Ainda há pouco tempo, a sua habitual colaboradora na montagem dos seus filmes - Thelma Schoonmaker - confessou que o grande desejo de Marty, neste momento, era fazer um filme que estivesse à altura dos seus mestres (Powell, Welles, etc); algo que, segundo o realizador, ainda não tinha conseguido. Olhando para obras como «Taxi Driver», «Casino», «A Última Tentação de Cristo» e «Raging Bull» eu diria que o cineasta já deu provas mais que suficientes que merece o seu lugar de destaque nos anais do cinema. O problema com «Gangs of New York» e respectivas fraquezas está precisamente localizado na ausência de desequilíbrios interiores e na inexistência de algum caos que abane aquele equilíbrio perfeito.
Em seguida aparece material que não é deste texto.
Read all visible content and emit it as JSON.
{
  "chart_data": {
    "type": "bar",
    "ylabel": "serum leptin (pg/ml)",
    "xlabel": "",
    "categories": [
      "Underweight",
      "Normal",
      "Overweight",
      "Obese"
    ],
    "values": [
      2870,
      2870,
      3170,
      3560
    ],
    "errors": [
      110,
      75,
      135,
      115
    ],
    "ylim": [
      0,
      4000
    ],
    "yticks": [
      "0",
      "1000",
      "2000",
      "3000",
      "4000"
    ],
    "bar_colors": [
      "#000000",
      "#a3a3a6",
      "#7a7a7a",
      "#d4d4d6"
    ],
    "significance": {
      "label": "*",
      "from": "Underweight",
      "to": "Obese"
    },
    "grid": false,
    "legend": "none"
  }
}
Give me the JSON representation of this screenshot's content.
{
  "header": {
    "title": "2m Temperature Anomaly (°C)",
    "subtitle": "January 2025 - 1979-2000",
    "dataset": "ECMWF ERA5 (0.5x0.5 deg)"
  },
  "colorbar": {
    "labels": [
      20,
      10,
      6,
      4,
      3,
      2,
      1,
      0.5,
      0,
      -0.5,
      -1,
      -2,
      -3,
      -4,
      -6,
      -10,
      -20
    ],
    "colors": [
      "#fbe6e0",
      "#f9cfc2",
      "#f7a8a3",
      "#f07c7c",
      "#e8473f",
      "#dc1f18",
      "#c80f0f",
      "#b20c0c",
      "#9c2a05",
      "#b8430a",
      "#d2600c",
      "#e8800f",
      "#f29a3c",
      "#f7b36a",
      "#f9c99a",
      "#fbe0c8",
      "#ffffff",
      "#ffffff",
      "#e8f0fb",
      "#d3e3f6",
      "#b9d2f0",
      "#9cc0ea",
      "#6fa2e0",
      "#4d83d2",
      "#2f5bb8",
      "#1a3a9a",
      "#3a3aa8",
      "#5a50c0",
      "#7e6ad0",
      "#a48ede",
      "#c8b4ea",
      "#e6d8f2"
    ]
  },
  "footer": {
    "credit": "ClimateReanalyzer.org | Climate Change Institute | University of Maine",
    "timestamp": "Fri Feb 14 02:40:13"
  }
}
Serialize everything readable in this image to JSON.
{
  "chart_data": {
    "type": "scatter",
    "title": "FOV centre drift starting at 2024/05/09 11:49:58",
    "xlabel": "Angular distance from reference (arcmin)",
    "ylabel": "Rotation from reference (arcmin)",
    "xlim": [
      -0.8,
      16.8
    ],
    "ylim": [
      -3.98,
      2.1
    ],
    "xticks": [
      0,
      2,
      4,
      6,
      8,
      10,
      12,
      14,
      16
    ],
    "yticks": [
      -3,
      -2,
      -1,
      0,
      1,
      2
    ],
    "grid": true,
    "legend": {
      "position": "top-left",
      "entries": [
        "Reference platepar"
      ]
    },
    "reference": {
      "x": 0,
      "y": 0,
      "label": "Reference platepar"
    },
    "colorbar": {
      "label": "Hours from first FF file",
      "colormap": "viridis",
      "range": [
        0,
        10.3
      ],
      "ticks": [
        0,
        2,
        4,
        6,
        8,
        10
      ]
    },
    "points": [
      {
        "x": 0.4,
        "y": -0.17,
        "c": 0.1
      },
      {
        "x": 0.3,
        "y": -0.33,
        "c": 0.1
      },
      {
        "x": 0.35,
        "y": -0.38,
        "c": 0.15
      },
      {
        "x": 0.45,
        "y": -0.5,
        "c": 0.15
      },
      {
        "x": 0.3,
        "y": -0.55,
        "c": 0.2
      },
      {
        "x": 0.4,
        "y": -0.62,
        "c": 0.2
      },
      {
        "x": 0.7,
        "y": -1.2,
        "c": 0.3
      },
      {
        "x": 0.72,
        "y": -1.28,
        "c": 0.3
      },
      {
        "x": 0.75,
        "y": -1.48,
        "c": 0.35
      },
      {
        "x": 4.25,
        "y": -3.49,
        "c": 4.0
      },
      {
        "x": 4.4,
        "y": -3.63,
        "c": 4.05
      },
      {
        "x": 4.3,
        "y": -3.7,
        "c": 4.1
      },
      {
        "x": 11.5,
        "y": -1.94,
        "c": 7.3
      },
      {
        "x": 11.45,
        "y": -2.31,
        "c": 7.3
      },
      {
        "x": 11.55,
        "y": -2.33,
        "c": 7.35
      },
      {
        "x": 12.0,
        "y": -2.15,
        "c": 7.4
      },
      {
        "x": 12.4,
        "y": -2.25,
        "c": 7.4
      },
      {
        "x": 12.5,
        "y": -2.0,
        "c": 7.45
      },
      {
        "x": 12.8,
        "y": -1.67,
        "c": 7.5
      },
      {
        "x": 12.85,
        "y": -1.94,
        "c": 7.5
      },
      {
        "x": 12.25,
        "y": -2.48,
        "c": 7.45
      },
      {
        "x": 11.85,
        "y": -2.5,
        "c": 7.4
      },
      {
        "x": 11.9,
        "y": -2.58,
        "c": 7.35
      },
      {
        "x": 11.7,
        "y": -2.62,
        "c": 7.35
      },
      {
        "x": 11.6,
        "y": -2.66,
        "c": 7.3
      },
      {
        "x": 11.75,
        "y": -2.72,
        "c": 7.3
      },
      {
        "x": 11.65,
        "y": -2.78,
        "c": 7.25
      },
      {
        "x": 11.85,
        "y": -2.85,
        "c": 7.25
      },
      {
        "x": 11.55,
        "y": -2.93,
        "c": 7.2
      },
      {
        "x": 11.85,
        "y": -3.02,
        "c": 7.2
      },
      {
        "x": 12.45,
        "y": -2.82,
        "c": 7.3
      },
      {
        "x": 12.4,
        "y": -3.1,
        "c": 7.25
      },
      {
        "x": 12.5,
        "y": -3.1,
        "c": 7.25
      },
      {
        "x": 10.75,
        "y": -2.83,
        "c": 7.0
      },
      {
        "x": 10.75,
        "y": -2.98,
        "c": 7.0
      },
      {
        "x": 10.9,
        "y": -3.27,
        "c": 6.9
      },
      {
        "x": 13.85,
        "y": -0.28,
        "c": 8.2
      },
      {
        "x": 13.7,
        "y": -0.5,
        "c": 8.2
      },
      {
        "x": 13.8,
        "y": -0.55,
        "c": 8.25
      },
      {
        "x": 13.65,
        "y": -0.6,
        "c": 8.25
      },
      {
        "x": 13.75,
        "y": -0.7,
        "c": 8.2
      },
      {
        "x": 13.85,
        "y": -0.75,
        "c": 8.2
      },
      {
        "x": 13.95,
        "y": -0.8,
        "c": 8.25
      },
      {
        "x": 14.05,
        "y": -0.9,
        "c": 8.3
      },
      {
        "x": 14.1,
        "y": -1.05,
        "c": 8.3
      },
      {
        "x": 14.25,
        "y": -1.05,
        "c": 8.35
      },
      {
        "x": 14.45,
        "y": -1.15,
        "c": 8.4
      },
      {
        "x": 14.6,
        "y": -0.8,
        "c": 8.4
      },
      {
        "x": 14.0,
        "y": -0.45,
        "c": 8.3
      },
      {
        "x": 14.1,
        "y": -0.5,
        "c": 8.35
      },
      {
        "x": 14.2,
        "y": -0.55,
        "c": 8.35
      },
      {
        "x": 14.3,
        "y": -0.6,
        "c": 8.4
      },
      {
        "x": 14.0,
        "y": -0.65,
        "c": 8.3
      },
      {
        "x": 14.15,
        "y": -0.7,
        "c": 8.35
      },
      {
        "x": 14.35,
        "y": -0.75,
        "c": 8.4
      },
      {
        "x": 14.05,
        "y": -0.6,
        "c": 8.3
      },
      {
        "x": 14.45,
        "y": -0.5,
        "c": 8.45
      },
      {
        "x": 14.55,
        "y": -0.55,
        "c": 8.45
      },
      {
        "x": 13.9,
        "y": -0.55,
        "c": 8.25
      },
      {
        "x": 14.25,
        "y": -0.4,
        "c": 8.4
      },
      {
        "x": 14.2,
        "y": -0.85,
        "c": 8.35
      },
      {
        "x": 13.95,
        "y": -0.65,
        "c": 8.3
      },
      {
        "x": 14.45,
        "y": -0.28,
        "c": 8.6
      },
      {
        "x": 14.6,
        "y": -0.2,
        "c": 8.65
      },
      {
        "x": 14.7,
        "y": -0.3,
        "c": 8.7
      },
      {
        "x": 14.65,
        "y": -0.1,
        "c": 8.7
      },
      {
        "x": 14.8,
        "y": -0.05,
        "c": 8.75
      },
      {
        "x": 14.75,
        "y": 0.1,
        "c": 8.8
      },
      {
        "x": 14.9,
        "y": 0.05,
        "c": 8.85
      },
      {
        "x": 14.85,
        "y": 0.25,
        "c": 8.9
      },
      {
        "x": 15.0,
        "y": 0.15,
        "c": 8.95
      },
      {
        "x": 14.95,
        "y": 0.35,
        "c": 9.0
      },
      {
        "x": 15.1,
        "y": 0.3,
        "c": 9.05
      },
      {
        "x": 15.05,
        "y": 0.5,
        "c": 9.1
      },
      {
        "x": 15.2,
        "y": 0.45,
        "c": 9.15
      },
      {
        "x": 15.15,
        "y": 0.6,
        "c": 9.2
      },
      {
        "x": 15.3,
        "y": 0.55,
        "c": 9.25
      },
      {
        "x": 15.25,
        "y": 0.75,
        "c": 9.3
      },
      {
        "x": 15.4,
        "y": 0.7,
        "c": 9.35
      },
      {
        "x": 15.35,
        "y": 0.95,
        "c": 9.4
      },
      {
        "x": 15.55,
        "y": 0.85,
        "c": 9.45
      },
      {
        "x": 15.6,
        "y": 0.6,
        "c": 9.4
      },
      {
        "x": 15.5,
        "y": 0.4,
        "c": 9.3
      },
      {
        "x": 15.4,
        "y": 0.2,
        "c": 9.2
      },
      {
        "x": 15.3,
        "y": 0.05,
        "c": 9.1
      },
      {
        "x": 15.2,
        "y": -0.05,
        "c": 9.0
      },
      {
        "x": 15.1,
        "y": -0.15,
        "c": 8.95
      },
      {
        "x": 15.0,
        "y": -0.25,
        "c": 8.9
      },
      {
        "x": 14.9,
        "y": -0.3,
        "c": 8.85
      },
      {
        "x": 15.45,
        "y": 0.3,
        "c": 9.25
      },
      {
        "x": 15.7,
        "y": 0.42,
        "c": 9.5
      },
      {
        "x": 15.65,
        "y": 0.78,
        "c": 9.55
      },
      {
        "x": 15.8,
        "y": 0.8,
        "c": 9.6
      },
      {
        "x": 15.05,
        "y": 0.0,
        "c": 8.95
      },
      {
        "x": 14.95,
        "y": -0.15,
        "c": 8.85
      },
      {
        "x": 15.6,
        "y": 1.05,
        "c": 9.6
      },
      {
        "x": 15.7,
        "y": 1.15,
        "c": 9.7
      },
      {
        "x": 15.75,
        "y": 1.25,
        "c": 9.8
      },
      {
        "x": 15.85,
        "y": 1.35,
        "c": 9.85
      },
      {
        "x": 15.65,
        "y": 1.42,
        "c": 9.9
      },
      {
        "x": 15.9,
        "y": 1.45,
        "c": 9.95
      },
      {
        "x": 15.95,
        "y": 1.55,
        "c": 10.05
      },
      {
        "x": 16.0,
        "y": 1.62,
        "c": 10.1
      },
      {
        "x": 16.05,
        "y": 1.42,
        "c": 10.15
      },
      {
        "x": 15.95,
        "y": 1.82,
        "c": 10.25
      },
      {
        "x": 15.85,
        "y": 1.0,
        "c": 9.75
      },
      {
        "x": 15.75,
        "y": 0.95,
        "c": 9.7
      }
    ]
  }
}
Dizer isto pode parecer algo absurdo, ainda por cima de um filme onde a violência e a indomável selvajaria existem à flor da película. Mas o certo é que mesmo esse caos e violência existem de uma forma paradoxalmente harmoniosa, sem desequilíbrios, onde tudo parece minuciosamente premeditado. O filme acaba por resultar de uma forma assombrosa no seu todo, mas aquela construção meticulosa começa a desmoronar-se e a evidenciar as suas costuras se começarmos a escavacar aquele verniz arquitectónico muito próximo da perfeição e perguntarmos: então, afinal que história é esta? Em primeiro lugar, é a história de um rapaz que perdeu o seu pai num conflito de gangues e procura, alguns anos depois, a vingança.

Leonardo DiCaprio interpreta esse rapaz sedento de sangue (se o projecto deste filme em 1978 fosse em frente, Marty já tinha mostrado interesse em colocar DeNiro nesse papel), enquanto Daniel-Day Lewis encarna o vilão Bill "the Butcher" numa das composições dramáticas mais viscerais da sua carreira. Para completar o triângulo e apimentar a dimensão romântica desta história está Cameron Diaz, no papel de uma donzela esquiva e bandida. Infelizmente, a sua presença no filme parece sempre deslocada de tudo (nunca saberemos se os 40 minutos que faltam a colocavam em sintonia com o filme, uma vez que Scorsese parece ter renunciado definitivamente o primeiro "cut").

Em segundo lugar, existe a história de Nova Iorque. Se na primeira história (a do triângulo de personagens) parece existir uma inexplicável distância emocional de Marty face às suas personagens (como a distância de um visionário cujos ideais de perfeccionismo toldaram-lhe a sua inquietação emocional e a capacidade de mergulhar nas vertigens mais íntimas de cada personagem), já quando conta a história da sua mítica Nova Iorque, essa entrega emocional parece mais evidente e, porventura, a mais interessante. No entanto, a dimensão primária do filme (aquela de onde todas as outras deveriam nascer), lamento imenso, mas desilude-me.

É quase aflitivo ver um cineasta tão impulsivo e passional como Scorsese, castrado pela sua própria obsessão perfeccionista. Onde estão os paradoxos vertiginosos de Travis Bickle em «Taxi Driver»? E a irredutibilidade do amor que vive nas entranhas de «Casino» (uma segundo para comparar Sharon Stone a Cameron Diaz chega para reflectirmos as diferenças...)? Seja como for, «Gangs of New York» é, de facto, um filme imponente, onde as vertigens das suas personagens acabam por ser transcendidas pelo espectáculo visceral e selvagem que explode nas ruas de Nova Iorque (à imagem dos dias que correm).